Nuda, totalmente nuda, mai così nuda. In quel preciso punto dove un intreccio di aria salmastra tra le imposte accostate doveva averle garantito il fresco che anelava. Così non l’aveva mai vista: spogliata si, a volte un seno, una natica, mentre si lavava in bagno visto che mai chiudeva la porta. Ma completamente senza veli mai. Felpato le si avvicinò. S’inginocchiò e la fissò a lungo negli occhi assenti. Aveva un’espressione serena, forse stava sognando. O magari no, stava solo dormendo di sasso. Le passò la mano aperta sulle labbra, quasi volesse tagliarle il respiro. Non stava fingendo, dormiva davvero. Era bella, più bella di come le era apparsa altre volte, e quasi se ne stupì di non essersene mai accorto. Senza un perché si avvicino con il volto alle sue caviglie, appena discoste e notò i piedi ritti a martello: oddio è morta, pensò senza crederci. Ma no, non può essere, avrebbe disegnata una smorfia di dolore sul viso, e mai le dita intrecciate dietro la nuca. È solo in coma, rimuginò sorridendo. Ebbe l’istinto di baciarle, ma si trattenne. Che profumo di gioventù, di freschezza, di donna. Con lentezza risalì sino alle ginocchia, poi alle cosce. Tornite, scostate quel poco per non patire la carne sudata. Ancora più su, al pube, marchiato da un rigo di peluria che ne accentuava la sensualità. Ispirò profondamente: sapeva di buono, di bello, di troppo. Non poteva staccarsi con gli occhi da quel quadro, anche se erano le sue narici a sovrastarlo. Era mare, montagna, lago, collina, verde, deserto. Era il torpore e l’insonnia, la fame e la sazietà, il gioco e il lavoro, la vita e la morte. Un film dalle mille immagini, bianche, nere oppure a colori, in italiano o in cinese, senza trama ma comprensibile. Respirò con il naso, espirò con la bocca. Era sott’acqua, al limite dell’affogamento.

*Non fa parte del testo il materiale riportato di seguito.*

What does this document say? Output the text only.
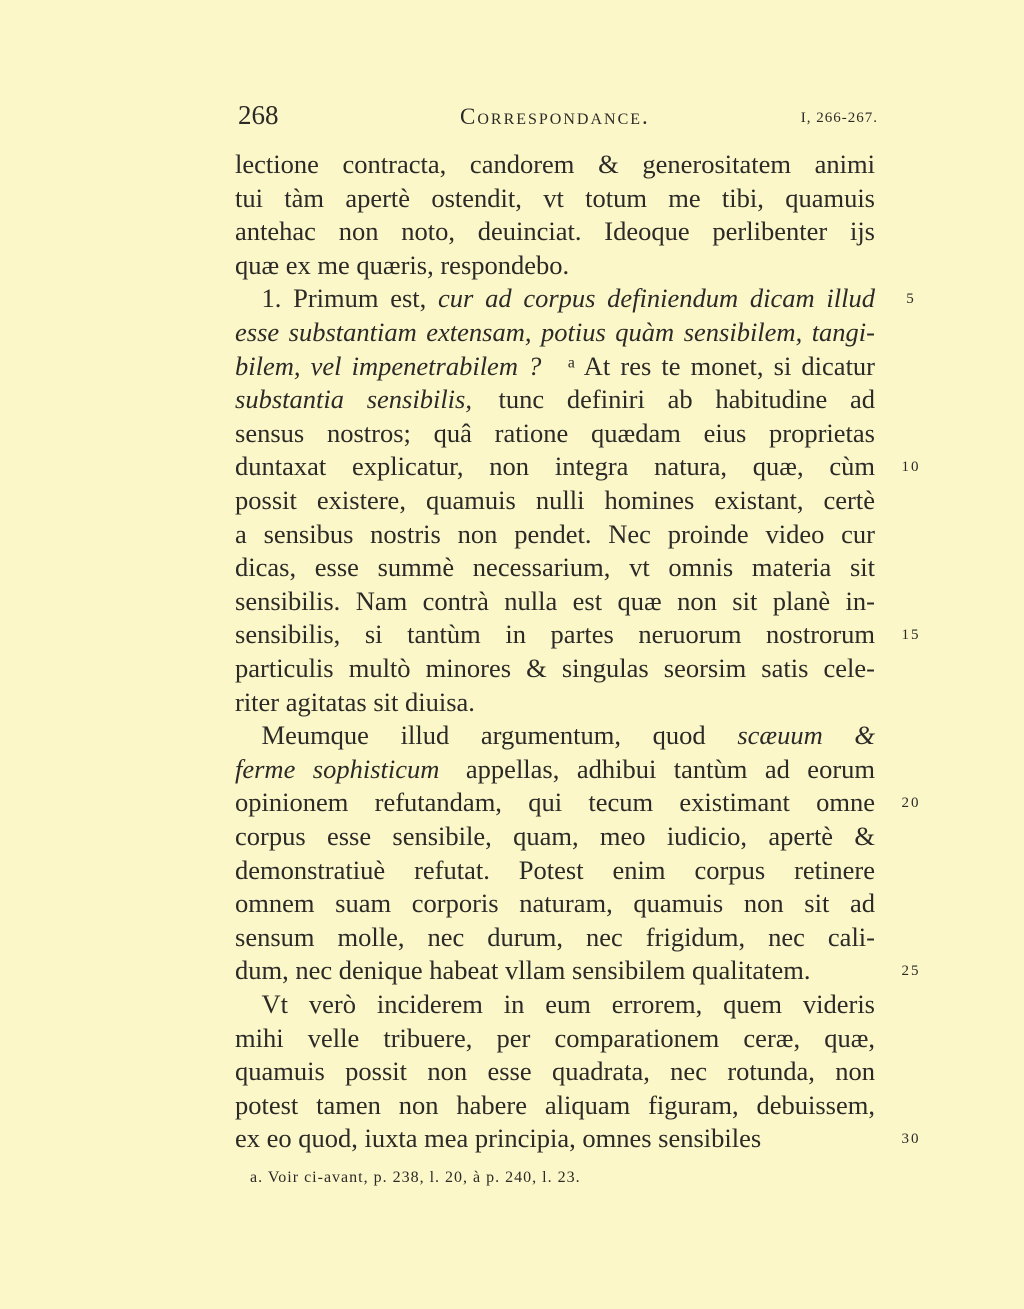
268	Correspondance.	I, 266-267.
lectione contracta, candorem & generositatem animi
tui tàm apertè ostendit, vt totum me tibi, quamuis
antehac non noto, deuinciat. Ideoque perlibenter ijs
quæ ex me quæris, respondebo.
 1. Primum est, cur ad corpus definiendum dicam illud	5
esse substantiam extensam, potius quàm sensibilem, tangi-
bilem, vel impenetrabilem ? ᵃ At res te monet, si dicatur
substantia sensibilis, tunc definiri ab habitudine ad
sensus nostros; quâ ratione quædam eius proprietas
duntaxat explicatur, non integra natura, quæ, cùm	10
possit existere, quamuis nulli homines existant, certè
a sensibus nostris non pendet. Nec proinde video cur
dicas, esse summè necessarium, vt omnis materia sit
sensibilis. Nam contrà nulla est quæ non sit planè in-
sensibilis, si tantùm in partes neruorum nostrorum	15
particulis multò minores & singulas seorsim satis cele-
riter agitatas sit diuisa.
 Meumque illud argumentum, quod scæuum &
ferme sophisticum appellas, adhibui tantùm ad eorum
opinionem refutandam, qui tecum existimant omne	20
corpus esse sensibile, quam, meo iudicio, apertè &
demonstratiuè refutat. Potest enim corpus retinere
omnem suam corporis naturam, quamuis non sit ad
sensum molle, nec durum, nec frigidum, nec cali-
dum, nec denique habeat vllam sensibilem qualitatem.	25
 Vt verò inciderem in eum errorem, quem videris
mihi velle tribuere, per comparationem ceræ, quæ,
quamuis possit non esse quadrata, nec rotunda, non
potest tamen non habere aliquam figuram, debuissem,
ex eo quod, iuxta mea principia, omnes sensibiles	30
a. Voir ci-avant, p. 238, l. 20, à p. 240, l. 23.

Era in una tormenta di fuoco, stava per soffocare. Quell’effluvio vitale il suo nutrimento, più di un pranzo, di una cena, di una colazione all’inglese, di un tramezzino dopo ore di attesa ad un simposio di gala. Tirò su il volto e si arrampicò orizzontale sino al collo, alle gote, alle tempie, ai capelli. Si sentita un tossico al limite della tolleranza per aver tirato troppa neve. Ma non era sazio, il suo respiro lo voleva ancora dentro, per poterlo conservare, come quella bottiglia di prosecco che quando la sturava gli ricordava che non era solo, ma da solo viveva. La baciò sulla fronte e lei, come nelle favole, schiuse lo sguardo: staccò le mani dalla nuca, le puntò al cielo della stanza, inarcò la schiena, e sibilò: ciao, come stai? Poi lo tirò a sé pigiandolo sui seni. Gli voleva bene, forse lo amava, ma se glielo avesse confessato non sarebbe stata più la stessa cosa. Per lui e per sé.

Mi prepari un caffè? Rise forte. Quanto sei buffo, neanche mi vedessi per la prima volta. Non puoi capire che faccia hai… Con un’inaspettata mossa da judoista lo ribaltò: gli si mise sulla pancia, gli bloccò le spalle con le mani, lo baciò sulla bocca. Era tardi, era quello il segnale di sempre che al mattino presto sarebbe sgusciata via come mille altre volte. Senza salutare, solo accertandosi pignola che il biglietto fosse ben saldo al solito posto.